Finally, Ganguly finds paradise at Eden
At 12.55pm on December 1, time stood still for a moment in this laid-back eastern city. When Sourav Ganguly pushed Danish Kaneria just wide of mid-off and ran a single, hands aloft in the air, the 50,000-strong crowd at Eden Gardens had finally witnessed something more than a decade in the making. All through his career Ganguly has had a sense of occasion, an uncanny knack of claiming what is rightfully his.
He might have begun his career with a hundred at Lord's but he did not deserve to end it without a Test century at Eden Gardens. That he finally had a Test hundred against traditional rivals Pakistan will not mean as much to him as the fact that he had, in some token, paid back his faithful and often fanatical supporters, for Ganguly shares a bond with his fans that no other Indian cricketer does.
Sachin Tendulkar is loved in Mumbai, but no less anywhere else in the country which adopted the curly-haired 16-year-old as a national treasure soon after he made his debut. Rahul Dravid is respected in Karnataka, but not celebrated as much as a son of the soil as Anil Kumble or Javagal Srinath. VVS Laxman is the sort of character no-one can dislike, but sections of Punjab grudge him his success as he's seen as the one delaying Yuvraj Singh's inevitable installation in the middle-order.
For Ganguly, Kolkata feels an unconditional love, the kind that asks for nothing in return and yet blindly accepts whatever it gets. There's nothing objective about the manner in which Ganguly is assessed as a cricketer, and anyone who dares to contradict the overwhelmingly positive image is not spared. He's the uncrowned prince of Kolkata, and on Saturday, in the company of VVS Laxman, the man who earned the position of the lord of Eden Gardens with his 281 against Australia in 2001, Ganguly rattled off a century as easily as he was batting in the bylanes of Behala, and not a Test match.
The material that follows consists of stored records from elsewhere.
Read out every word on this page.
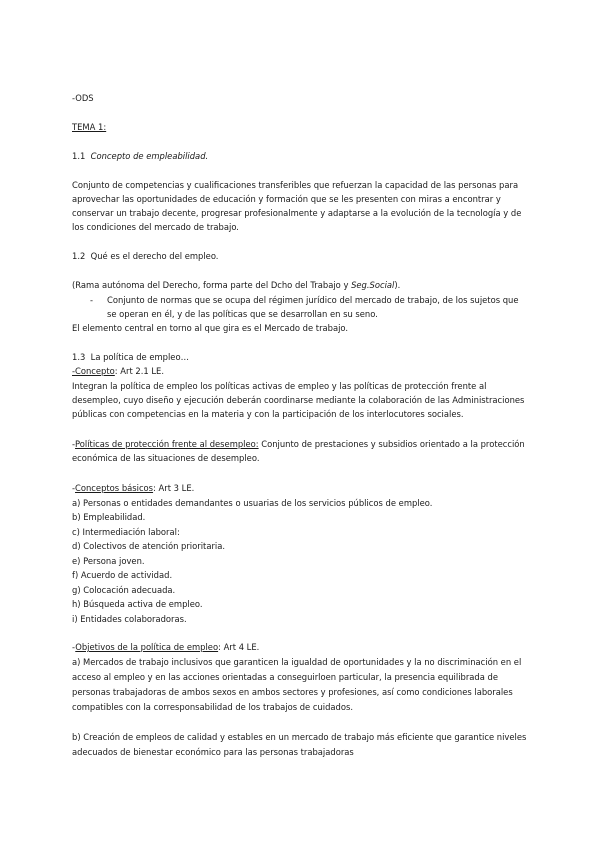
-ODS
TEMA 1:
1.1 Concepto de empleabilidad.
Conjunto de competencias y cualificaciones transferibles que refuerzan la capacidad de las personas para
aprovechar las oportunidades de educación y formación que se les presenten con miras a encontrar y
conservar un trabajo decente, progresar profesionalmente y adaptarse a la evolución de la tecnología y de
los condiciones del mercado de trabajo.
1.2 Qué es el derecho del empleo.
(Rama autónoma del Derecho, forma parte del Dcho del Trabajo y Seg.Social).
- Conjunto de normas que se ocupa del régimen jurídico del mercado de trabajo, de los sujetos que
se operan en él, y de las políticas que se desarrollan en su seno.
El elemento central en torno al que gira es el Mercado de trabajo.
1.3 La política de empleo…
-Concepto: Art 2.1 LE.
Integran la política de empleo los políticas activas de empleo y las políticas de protección frente al
desempleo, cuyo diseño y ejecución deberán coordinarse mediante la colaboración de las Administraciones
públicas con competencias en la materia y con la participación de los interlocutores sociales.
-Políticas de protección frente al desempleo: Conjunto de prestaciones y subsidios orientado a la protección
económica de las situaciones de desempleo.
-Conceptos básicos: Art 3 LE.
a) Personas o entidades demandantes o usuarias de los servicios públicos de empleo.
b) Empleabilidad.
c) Intermediación laboral:
d) Colectivos de atención prioritaria.
e) Persona joven.
f) Acuerdo de actividad.
g) Colocación adecuada.
h) Búsqueda activa de empleo.
i) Entidades colaboradoras.
-Objetivos de la política de empleo: Art 4 LE.
a) Mercados de trabajo inclusivos que garanticen la igualdad de oportunidades y la no discriminación en el
acceso al empleo y en las acciones orientadas a conseguirloen particular, la presencia equilibrada de
personas trabajadoras de ambos sexos en ambos sectores y profesiones, así como condiciones laborales
compatibles con la corresponsabilidad de los trabajos de cuidados.
b) Creación de empleos de calidad y estables en un mercado de trabajo más eficiente que garantice niveles
adecuados de bienestar económico para las personas trabajadoras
Ganguly was helped along by a hamstrung pace attack and a pitch so dead you wondered if it was prepared by a mortician rather than a curator. But still, there have been flat decks and weak attacks in the past, and this no guarantee of a century. What does help is having a free mind. Coming in to this Test match on a back of a crucial and positive 48 in the first Test in Delhi, and walking out to bat with the score on 313 for 3, Ganguly appeared to be completely free of pressure.
Sure, there are always nerves at the highest level but the manner in which he played his strokes, and the regularity with which the placement matched the timing, suggested that the pressure of batting for his place in the side, of having Yuvraj knocking loudly on selectoral doors, had lifted. This was not the Ganguly of old, the god of off-side batting, but an improved version. This was the Ganguly who could score runs even when the going was tough, even if it didn't always look pretty, and one who was smart enough to cash in when the going was good.
Ganguly's first boundary was an open-faced poke past slip off Danish Kaneria, and the second was a forcing drive straight to Sohail Tanvir at point, who somehow managed to let the ball go through his feet, but the strokes that followed were unhurried and decisive. Shoaib Akhtar, normally played with the weight on the back foot and a state of readiness for the bouncer, was disdainfully slapped through point off the front foot. Mohammad Sami was timed through cover, pure dada style, and Tanvir's awkward angle was negated by Ganguly's left-handedness.
Ganguly's innings progressed at a steady clip, his fifty coming off only 72 balls, and his hundred - the first against major opposition in almost four years - off 144 balls. If he felt any nerves as he approached the milestone, he didn't show it, taking only five balls to get through the so-called nervous nineties and reach three figures. If there was one disappointment - and in Kolkata on a day like this you want be careful what you criticise - it was that Ganguly threw it away straight after getting his hundred, holing out to long-off. In the context of the game, though, it mattered little, and it would take a cruel person to hold this against Ganguly on his day.
The crowd, which had cheered so lustily every time Ganguly's face flashed on the giant screen as he waited for his turn to bat, certainly didn't mind, and gave him a rousing reception as he walked off the field. The moment was made that extra bit special because this crowd hadn't got sight of their hero in the flesh for a while. The last ODI here was washed out without India batting, and the one before that was the time when Ganguly was out of the side. Today, with his maiden Test hundred at home, Ganguly made that wait worthwhile.